Psilocybin is a neuromodulatory compound found in psychedelic mushroom genus Psilocybe. For the past decade, psilocybin, along with other psychedelic compounds such as lysergic acid diethylamide (LSD) and N,N-Dimethyltryptamine (DMT) were found to have therapeutic effects for neuropsychiatric diseases such as major depressive disorder, anxiety, and drug addiction. It is known that psilocybin binds to 5-HT2A receptor in cortical neurons and increases synaptic density and causes changes in default mode network (DMN). However, the mechanism of action of psilocybin in human neurons are incompletely understood.
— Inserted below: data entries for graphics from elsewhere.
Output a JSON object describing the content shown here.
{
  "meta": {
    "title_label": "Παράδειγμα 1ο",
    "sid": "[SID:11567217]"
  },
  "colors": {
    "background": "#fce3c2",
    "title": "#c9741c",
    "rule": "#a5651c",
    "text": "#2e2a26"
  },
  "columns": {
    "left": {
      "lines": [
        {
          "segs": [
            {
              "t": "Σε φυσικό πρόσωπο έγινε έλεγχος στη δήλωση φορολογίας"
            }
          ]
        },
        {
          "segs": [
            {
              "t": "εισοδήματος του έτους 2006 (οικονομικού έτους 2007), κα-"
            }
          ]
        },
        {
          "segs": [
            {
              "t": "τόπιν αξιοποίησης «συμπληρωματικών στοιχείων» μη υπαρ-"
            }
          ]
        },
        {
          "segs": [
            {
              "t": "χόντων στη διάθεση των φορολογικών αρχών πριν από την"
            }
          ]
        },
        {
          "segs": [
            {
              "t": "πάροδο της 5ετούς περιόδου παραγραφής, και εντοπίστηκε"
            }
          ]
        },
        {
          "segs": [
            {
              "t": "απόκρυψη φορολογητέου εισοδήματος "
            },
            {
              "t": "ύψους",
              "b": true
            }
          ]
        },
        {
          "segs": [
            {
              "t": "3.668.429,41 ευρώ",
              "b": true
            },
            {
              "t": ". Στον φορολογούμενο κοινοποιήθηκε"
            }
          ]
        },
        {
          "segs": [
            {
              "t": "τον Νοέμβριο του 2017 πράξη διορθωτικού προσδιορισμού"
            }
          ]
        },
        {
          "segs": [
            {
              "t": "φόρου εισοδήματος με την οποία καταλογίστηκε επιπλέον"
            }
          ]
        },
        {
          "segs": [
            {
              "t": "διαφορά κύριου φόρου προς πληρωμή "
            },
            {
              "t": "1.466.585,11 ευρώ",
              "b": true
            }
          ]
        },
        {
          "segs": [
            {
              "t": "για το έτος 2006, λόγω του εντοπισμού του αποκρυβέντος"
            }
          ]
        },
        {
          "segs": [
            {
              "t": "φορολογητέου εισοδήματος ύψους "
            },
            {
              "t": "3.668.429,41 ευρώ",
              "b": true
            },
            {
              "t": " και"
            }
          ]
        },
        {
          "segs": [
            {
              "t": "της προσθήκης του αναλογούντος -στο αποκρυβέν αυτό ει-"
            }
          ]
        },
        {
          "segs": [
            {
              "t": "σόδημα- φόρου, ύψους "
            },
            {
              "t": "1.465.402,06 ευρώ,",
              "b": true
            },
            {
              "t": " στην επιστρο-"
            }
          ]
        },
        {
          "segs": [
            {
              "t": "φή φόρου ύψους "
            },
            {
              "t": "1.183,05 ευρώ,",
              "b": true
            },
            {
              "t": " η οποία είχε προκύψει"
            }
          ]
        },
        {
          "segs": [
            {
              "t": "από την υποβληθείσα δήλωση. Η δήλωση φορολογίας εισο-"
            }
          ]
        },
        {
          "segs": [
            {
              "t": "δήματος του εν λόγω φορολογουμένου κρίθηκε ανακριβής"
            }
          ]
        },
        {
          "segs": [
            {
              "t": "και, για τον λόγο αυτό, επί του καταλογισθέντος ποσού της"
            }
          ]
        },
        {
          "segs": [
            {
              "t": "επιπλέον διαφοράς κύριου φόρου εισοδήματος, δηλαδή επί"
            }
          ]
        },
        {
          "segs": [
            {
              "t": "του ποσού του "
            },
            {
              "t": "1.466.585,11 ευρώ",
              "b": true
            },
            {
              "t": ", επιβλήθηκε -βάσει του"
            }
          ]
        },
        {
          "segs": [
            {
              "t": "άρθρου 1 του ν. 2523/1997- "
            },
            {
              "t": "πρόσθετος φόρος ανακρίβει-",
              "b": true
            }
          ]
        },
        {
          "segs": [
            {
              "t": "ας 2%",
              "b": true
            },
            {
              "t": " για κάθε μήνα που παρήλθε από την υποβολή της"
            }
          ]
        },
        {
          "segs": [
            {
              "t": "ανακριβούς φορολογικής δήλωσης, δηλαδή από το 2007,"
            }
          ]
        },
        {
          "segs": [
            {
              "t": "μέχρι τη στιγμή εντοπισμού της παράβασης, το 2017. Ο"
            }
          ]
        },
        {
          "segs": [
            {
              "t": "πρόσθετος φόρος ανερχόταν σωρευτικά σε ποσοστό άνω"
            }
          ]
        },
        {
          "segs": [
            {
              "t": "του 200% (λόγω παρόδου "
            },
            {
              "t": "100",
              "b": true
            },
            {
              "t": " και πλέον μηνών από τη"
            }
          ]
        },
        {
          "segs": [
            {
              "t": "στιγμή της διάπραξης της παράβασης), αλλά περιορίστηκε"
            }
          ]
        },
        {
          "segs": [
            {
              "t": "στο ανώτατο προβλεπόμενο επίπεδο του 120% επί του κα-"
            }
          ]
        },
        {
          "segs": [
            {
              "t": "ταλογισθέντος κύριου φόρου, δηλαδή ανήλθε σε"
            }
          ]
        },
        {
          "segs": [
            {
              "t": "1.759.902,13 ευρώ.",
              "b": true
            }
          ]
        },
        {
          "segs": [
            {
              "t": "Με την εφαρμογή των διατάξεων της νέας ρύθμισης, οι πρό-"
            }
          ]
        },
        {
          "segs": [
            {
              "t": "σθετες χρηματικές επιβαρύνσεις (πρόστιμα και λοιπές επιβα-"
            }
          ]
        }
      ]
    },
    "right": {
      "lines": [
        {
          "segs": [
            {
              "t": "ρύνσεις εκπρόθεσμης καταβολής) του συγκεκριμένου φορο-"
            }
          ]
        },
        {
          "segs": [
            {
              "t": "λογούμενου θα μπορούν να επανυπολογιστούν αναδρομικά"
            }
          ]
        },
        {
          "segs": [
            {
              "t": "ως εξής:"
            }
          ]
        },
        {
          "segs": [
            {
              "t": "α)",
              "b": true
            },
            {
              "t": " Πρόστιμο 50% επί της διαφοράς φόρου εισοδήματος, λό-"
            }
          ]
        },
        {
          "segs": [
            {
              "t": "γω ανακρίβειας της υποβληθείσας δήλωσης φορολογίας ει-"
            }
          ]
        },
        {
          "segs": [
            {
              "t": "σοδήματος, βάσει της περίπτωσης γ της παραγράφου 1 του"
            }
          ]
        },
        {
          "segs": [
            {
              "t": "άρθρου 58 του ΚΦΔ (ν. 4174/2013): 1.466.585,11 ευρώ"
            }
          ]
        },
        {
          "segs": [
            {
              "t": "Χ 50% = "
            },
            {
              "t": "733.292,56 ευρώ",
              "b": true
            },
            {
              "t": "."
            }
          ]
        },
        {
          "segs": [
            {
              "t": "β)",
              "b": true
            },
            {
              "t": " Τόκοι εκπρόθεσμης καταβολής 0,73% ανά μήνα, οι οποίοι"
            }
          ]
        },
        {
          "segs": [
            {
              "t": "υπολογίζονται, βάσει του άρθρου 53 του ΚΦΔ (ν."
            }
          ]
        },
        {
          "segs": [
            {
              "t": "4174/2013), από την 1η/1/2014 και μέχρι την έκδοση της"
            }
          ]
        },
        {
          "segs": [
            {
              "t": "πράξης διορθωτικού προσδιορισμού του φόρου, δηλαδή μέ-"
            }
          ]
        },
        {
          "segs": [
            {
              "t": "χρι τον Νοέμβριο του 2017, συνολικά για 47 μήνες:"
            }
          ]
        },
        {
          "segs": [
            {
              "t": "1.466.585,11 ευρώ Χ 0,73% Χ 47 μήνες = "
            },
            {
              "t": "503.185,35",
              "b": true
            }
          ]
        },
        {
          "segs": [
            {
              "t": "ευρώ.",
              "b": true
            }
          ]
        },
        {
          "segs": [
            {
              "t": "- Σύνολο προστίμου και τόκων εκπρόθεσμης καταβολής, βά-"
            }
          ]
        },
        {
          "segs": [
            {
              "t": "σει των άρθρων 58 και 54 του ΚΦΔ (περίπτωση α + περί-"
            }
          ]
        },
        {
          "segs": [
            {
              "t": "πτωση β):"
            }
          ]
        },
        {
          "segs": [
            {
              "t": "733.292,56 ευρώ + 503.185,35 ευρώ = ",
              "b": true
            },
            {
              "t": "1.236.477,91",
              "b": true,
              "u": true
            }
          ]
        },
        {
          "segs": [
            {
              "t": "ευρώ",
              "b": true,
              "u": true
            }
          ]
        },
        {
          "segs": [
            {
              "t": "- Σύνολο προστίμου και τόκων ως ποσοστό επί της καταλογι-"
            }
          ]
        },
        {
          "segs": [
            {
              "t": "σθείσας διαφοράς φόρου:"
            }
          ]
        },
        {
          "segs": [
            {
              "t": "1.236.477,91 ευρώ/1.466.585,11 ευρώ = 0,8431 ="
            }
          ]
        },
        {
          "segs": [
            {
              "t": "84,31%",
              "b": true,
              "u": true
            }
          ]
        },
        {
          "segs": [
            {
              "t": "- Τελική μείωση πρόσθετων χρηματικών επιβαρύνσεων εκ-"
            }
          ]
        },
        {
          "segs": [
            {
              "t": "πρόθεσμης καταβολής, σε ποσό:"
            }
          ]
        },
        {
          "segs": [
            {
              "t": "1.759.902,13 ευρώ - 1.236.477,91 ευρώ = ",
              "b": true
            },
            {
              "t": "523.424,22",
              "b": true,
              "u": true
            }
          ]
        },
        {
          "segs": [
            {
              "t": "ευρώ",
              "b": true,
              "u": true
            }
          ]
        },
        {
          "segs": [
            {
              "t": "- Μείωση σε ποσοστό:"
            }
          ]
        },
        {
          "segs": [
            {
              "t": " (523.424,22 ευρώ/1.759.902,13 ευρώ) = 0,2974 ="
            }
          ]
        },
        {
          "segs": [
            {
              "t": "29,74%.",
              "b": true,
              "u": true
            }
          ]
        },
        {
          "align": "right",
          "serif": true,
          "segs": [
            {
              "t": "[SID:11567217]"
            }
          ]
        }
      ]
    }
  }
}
In order to assess neuromodulatory effects of psilocybin in human neurons, we used human iPSC-derived cortical organoids. Cortical organoids include the key cellular subtypes of human cortex; excitatory and inhibitory neurons, neural stem cells, astroglia and oligodendrocyte precursor cells, which we have confirmed in 6-month-old organoids using single cell RNA sequencing. Additionally, we found HTR2A (5-HT2A gene) expression to be the highest in excitatory neurons among other neuronal subtypes. To assess neural activity changes with psilocybin, we employed high density multi electrode assay and exposed cortical organoids with 6 µM of psilocin (active compound in psilocybin). Our analysis indicated that psilocin increased the number of network bursts and network connectivity, however, decreased the overall burst rate, as well as peak-to-peak amplitude of spikes in cortical organoids.

Our results show that cortical brain organoids are a suitable in vitro human neuronal model to study the effects of psilocybin at molecular level. This in vitro model can be utilised for safety and neurotoxicity effects of psychedelic substances.